Everyone fixed their telescope on the tree and no one spoke.

The silence was broken by a small dispute over the name of the bird until Dobler whispered to the group that it was an arctic warbler, identifiable by its white, long and thin brow lines and distinctive chirping.

To get to the beach before the tide had ebbed too far out, taking all of the shore birds, the team decided to leave the mosquito and spider-web-ridden area and rush to the shore.

But the original shortcut was stopped by noisy human construction.

Workers pointed out the right way and explained that they were repairing an old temple, which was expected to attract more tourists besides bird watchers.

“It shows that the value of the place is obviously unknown to the local people,” Zhong sighed.

Luckily, shore birds such as dunlins, gulls and plovers seemed undaunted by the construction noise.

They peacefully gathered around, catching food or resting.

Dobler explained the difference between various species of dunlins and plovers and how to spot them by distinguishing between the length of their beaks, body size and the colour of their claws.

“Most birds are molting in preparation for winter so it’s harder to identify them than in spring,” Dobler said.

Most of the team were busy checking the guide book after finding a new species, in an effort to find its name and body characteristics.

They were excited to find out they could accurately distinguish between eastern and Eurasian curlews and Asian dowitchers.

Not satisfied with watching birds through telescopes, Ding even took off his shoes to walk into the mud to gain a closer look.

Maybe because he moved so slowly the birds felt he meant no harm – they did not fly away even when he stopped less than 10 metres away.

Yu was pleased to add so many new birds to her watching list, most of which she had no chance of seeing in her hometown in South China’s Guangdong Province.

The joy overcame her weariness after carrying the same heavy equipment as the men, a binocular to search for the animals and a half-metre-long telescope for catching close-ups.

Yu said she began to watch birds in her childhood because one of her neighbours was a university biology teacher.

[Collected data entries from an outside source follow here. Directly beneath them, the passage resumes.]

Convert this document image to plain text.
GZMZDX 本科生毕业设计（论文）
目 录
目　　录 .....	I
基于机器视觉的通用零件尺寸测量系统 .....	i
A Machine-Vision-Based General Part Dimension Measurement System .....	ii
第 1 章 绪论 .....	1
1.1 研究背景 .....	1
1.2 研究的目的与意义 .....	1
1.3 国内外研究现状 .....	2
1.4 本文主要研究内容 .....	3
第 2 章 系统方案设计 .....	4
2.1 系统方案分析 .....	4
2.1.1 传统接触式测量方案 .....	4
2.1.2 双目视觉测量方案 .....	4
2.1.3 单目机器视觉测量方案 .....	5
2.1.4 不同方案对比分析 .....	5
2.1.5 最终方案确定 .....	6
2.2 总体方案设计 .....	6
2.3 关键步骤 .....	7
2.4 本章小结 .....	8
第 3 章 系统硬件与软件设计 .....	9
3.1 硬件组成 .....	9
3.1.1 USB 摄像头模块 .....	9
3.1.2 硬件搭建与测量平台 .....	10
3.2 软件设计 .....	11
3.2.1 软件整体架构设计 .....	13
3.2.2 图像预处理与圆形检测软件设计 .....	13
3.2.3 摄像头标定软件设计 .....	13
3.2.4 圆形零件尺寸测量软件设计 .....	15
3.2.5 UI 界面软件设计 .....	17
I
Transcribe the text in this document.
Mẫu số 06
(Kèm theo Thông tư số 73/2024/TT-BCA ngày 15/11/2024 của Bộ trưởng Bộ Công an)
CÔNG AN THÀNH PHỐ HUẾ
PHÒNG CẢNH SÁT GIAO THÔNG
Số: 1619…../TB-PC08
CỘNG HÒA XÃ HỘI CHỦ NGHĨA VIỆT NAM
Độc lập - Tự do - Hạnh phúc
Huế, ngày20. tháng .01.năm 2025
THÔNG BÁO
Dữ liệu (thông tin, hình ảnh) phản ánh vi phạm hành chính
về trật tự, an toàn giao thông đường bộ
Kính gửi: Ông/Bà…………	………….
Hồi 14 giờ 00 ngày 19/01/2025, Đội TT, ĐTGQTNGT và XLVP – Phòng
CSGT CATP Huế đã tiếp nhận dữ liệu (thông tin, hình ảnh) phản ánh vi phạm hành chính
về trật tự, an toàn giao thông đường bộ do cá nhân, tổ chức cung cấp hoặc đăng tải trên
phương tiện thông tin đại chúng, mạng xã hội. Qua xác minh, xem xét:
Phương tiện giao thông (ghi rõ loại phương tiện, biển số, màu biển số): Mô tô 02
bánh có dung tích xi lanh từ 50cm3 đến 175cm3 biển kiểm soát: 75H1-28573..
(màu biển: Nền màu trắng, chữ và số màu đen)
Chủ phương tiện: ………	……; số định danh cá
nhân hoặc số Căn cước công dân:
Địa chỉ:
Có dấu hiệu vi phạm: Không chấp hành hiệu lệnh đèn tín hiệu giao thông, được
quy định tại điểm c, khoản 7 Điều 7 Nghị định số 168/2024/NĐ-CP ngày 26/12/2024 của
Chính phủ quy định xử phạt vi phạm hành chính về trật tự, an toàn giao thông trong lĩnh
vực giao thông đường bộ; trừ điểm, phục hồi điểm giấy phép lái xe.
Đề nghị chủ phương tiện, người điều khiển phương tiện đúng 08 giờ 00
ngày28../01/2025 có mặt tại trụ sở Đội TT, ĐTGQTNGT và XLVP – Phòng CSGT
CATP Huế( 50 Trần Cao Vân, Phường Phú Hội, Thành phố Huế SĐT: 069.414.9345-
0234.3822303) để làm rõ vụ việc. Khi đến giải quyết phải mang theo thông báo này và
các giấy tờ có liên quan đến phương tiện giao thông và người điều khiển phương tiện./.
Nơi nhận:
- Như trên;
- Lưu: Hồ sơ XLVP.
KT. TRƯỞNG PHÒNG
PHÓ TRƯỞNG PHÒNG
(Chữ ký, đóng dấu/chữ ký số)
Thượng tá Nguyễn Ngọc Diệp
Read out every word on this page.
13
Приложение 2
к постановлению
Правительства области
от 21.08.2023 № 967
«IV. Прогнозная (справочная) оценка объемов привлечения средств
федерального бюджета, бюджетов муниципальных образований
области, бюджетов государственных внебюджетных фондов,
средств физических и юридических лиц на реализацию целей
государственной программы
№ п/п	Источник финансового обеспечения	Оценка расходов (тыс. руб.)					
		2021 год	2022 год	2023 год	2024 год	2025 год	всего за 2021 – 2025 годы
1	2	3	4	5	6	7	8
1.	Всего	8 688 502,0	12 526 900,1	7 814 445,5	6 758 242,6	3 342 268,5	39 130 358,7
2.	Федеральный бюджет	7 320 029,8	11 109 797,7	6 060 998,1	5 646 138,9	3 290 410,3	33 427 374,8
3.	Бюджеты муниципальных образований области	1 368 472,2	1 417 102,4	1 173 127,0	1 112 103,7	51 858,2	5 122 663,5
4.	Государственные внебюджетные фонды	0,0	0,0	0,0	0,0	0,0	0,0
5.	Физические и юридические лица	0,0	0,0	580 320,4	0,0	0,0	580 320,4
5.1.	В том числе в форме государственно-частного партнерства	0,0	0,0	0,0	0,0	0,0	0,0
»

The neighbour taught Yu how to watch birds in their natural environment, to find differences in their behaviour and most importantly, to love and protect them.

“Birds are friends of humans,” Yu said.

“They are connected with us in nature.”

Join the group

Zhong regretted that although China is one of the countries gifted with a rich bird life, the number of people appreciating its beauty is still small.

There is only about 100 people regularly taking part in birding trips around the country.

“I believe the number will increase rapidly as more and more people recognize the fun of it,”Zhong said.

She said most trips were organized by the Friends of Nature and the Green Earth Volunteers, two environmental non-government organizations based in Beijing. There is also a regular training course given by Zhao Xinru, a biologist from Beijing Normal University, every Wednesday evening at the university.

The bird watchers, most of whom are students and professors who study birds, exchanged their experiences during the breaks.

And through the Internet, bird watchers from Xiamen, in East China’s Fujian Province, South China’s Guangdong Province and the Beijing and Shanghai municipalities share new findings, questions and answers.

“Birds are everywhere around us, in the parks, on the windows, above the antennae,” Zhong said.

“Holding binoculars is no harder than holding a camera. Bird watching offers a good chance to think about ourselves.

“Humans and birds used to be harmonious. It’s humans who destroyed the harmony and we should stop right now.”